PHILIPSBURG — A group of teenagers is causing problems at Slabtown Park, residents say, and some concerned citizens came together during the April 19 borough council meeting to look for solutions.
“There is a group of 20 or so middle school kids who have basically taken it over as their stomping grounds. There are a lot of families in Philipsburg who won’t even go over there right now,” resident Jamie Wagner told The Gazette.
Wagner was one of a dozen community members at the meeting. She said smoking, profanity and lewd public acts are just a few of the behaviors displayed by the youths, making for an environment that is not family friendly.
“These are middle school to early high school kids, so you can ask them to tone it down and watch their language and they basically just curse you out,” Wagner said.
There was even a knife found in the sandbox, along with lighters, needles and beer cans, she said. Wagner lives two blocks away and can hear the youths at the park from her house as late as midnight, although the park is supposed to close at 9 p.m.
The group of concerned citizens would just like the park to be “the family park we know it is. … So we thought, ‘What can we do as citizens to try to make it a place my kids want to be?’”
Borough Manager Joel Watson said the issue is not new to the park, which the borough has worked to beautify over the past few years.
“It is the same old story,” Watson said. “We can go for a year or two and it dies down, but it is the same old story.”
Things started getting bad again at the park toward the end of last year, when there was vandalism at the construction site of the new restrooms for recreation area, he said. Then, over the holidays, at the nearby Cold Stream Dam, vandalism occurred to the toy soldiers surrounding the giant Santa statue. Later, he said, a bench in one of dugouts at the softball field was ripped out.
“So, we are talking destruction of property here,” said Watson. While there used to be more issues in the skate park area of the park, he said that area is kind of “self-policing,” so the issue is now throughout the park, where younger kids play and ballgames are held.
“A lot of parents bring their young children to the park and they are being exposed to this,” said Watson.
The borough understands the frustration and appreciates the members of the community who are looking for solutions, he said. After all, he said, it is his crew that is cleaning up the messes and repairing damaged items the borough is working to make nice for the whole community.

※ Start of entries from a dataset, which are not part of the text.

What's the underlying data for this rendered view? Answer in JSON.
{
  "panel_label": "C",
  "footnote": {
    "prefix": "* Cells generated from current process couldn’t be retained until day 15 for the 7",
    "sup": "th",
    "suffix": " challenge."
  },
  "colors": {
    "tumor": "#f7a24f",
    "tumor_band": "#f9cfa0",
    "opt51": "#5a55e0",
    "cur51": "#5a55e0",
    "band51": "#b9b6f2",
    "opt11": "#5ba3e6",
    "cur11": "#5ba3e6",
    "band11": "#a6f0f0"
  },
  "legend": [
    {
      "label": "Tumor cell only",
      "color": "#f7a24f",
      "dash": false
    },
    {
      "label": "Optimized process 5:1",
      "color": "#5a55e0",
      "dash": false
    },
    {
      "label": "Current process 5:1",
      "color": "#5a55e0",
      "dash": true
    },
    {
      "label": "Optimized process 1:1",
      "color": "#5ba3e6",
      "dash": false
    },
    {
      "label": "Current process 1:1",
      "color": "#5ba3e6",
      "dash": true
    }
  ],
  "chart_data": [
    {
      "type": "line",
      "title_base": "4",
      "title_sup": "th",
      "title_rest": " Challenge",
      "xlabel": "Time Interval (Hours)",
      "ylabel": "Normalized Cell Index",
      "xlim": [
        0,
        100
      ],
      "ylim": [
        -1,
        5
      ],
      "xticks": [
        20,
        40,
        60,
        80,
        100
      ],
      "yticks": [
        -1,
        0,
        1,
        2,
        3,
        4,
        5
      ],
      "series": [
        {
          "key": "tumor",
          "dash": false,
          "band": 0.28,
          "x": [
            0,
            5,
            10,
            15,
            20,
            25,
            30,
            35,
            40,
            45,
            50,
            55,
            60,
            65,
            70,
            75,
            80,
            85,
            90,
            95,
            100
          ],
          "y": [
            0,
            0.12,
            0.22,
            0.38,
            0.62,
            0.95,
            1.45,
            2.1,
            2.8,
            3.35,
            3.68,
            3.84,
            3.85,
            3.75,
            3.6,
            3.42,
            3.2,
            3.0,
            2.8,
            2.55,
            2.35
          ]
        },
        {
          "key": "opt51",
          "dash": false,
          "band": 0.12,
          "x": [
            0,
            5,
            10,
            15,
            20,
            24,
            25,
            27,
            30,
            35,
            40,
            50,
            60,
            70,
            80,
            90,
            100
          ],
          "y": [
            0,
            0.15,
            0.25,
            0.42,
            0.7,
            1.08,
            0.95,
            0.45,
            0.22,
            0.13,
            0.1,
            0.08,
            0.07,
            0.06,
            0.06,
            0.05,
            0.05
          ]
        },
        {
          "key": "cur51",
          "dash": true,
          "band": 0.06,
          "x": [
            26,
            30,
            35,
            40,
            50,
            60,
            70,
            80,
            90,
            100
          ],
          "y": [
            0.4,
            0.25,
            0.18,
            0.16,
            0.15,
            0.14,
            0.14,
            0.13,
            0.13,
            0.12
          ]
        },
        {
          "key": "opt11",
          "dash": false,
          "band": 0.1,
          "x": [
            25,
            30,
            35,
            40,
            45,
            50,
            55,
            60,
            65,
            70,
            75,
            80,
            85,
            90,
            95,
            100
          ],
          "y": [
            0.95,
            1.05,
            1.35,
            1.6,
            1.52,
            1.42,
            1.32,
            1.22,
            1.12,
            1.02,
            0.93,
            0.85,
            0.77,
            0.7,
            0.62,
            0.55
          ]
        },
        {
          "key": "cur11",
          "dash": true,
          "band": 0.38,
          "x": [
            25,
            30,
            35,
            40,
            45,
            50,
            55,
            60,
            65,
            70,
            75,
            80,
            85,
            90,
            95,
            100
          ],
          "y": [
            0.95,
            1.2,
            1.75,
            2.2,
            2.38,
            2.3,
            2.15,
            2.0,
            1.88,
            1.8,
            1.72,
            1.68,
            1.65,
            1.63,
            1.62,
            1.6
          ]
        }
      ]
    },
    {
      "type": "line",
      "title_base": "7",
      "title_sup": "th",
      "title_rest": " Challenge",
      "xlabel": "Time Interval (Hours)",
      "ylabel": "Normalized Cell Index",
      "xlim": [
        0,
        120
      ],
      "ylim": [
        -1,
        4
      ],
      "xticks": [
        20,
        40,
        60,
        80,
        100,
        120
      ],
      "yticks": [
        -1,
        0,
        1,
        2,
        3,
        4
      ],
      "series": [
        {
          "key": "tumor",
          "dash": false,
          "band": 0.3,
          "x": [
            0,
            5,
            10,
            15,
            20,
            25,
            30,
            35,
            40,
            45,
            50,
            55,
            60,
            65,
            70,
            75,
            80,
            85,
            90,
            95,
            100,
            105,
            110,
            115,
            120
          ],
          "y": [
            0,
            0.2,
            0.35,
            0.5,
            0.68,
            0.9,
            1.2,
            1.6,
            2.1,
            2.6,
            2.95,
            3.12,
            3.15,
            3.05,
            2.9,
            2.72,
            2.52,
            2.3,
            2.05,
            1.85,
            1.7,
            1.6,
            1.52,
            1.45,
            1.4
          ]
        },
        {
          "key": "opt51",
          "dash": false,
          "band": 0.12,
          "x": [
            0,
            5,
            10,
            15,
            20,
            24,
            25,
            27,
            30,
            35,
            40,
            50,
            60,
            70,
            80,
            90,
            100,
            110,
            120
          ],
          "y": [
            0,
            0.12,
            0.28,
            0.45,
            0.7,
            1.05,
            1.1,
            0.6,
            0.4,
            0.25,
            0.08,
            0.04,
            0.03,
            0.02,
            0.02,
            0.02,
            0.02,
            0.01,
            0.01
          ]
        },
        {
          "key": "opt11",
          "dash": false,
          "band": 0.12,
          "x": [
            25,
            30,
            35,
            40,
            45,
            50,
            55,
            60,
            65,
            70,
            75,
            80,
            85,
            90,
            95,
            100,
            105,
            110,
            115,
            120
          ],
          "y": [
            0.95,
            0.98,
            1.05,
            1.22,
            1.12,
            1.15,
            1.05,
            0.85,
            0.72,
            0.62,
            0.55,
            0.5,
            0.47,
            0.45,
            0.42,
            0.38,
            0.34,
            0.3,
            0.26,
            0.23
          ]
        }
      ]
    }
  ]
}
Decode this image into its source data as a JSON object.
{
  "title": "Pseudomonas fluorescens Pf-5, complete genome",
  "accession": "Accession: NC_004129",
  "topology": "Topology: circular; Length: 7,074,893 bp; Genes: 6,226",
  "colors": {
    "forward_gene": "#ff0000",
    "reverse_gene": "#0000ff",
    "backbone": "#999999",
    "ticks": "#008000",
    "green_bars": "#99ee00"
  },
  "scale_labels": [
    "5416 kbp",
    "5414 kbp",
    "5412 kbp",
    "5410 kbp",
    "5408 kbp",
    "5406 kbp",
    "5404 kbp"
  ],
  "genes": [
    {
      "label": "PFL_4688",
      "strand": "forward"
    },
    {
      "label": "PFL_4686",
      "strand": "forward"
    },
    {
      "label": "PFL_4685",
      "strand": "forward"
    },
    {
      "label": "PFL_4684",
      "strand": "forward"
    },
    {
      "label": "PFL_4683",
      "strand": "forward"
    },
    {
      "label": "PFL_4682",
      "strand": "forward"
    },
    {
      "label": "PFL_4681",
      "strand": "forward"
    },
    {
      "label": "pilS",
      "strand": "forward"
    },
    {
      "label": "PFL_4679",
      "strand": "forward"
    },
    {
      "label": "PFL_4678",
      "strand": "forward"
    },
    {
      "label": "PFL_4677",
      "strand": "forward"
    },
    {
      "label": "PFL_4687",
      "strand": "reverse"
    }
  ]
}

Watson said there are high-definition cameras “on everything” at the park, but it is difficult to pinpoint when these events occur, and the use of foul language will not show up on the camera.
Because the borough has no local police force, the park falls under the jurisdiction of the state police. Watson and Wagner said authorities have been conducting regular patrols of the park and will respond in a timely manner if there is a problem.
Despite concerns that arose when the Philipsburg barracks of the state police merged with the Rockview barracks, moving the nearest police unit all the way to Benner Township, Watson said police presence has remained high in the borough.
“There is actually more police presence than there used to be,” said Watson.
Eight citations were recently given for disorderly conduct at the park, he said, and new signs have been installed that read “No trespassing after 9 p.m.”
The public should call the police if they see people at the park after that time, he said.
“But the problem is, they just scatter and go somewhere else,” said Watson. He added that people should try to be cognizant of the timeframe a situation might occur, so authorities can go back to review the cameras.
Wagner said she appreciates the borough’s response. She said she doesn’t think people should be afraid to take their kids to the park, but it is probably a good idea to have adult supervision.
“We are going to try and have more outings at the park, or town events, to show that it is a family friendly place,” said Wagner.
Wagner is a teacher and said she understands what “teens go through,” and she said if they would be civil and use the park appropriately, it could be a positive resource.
“Maybe if they would have a sense of ownership and a sense of pride, maybe they would change, but this meeting was just the first step,” said Wagner.
She would be glad to hear of ideas from people on potential solutions.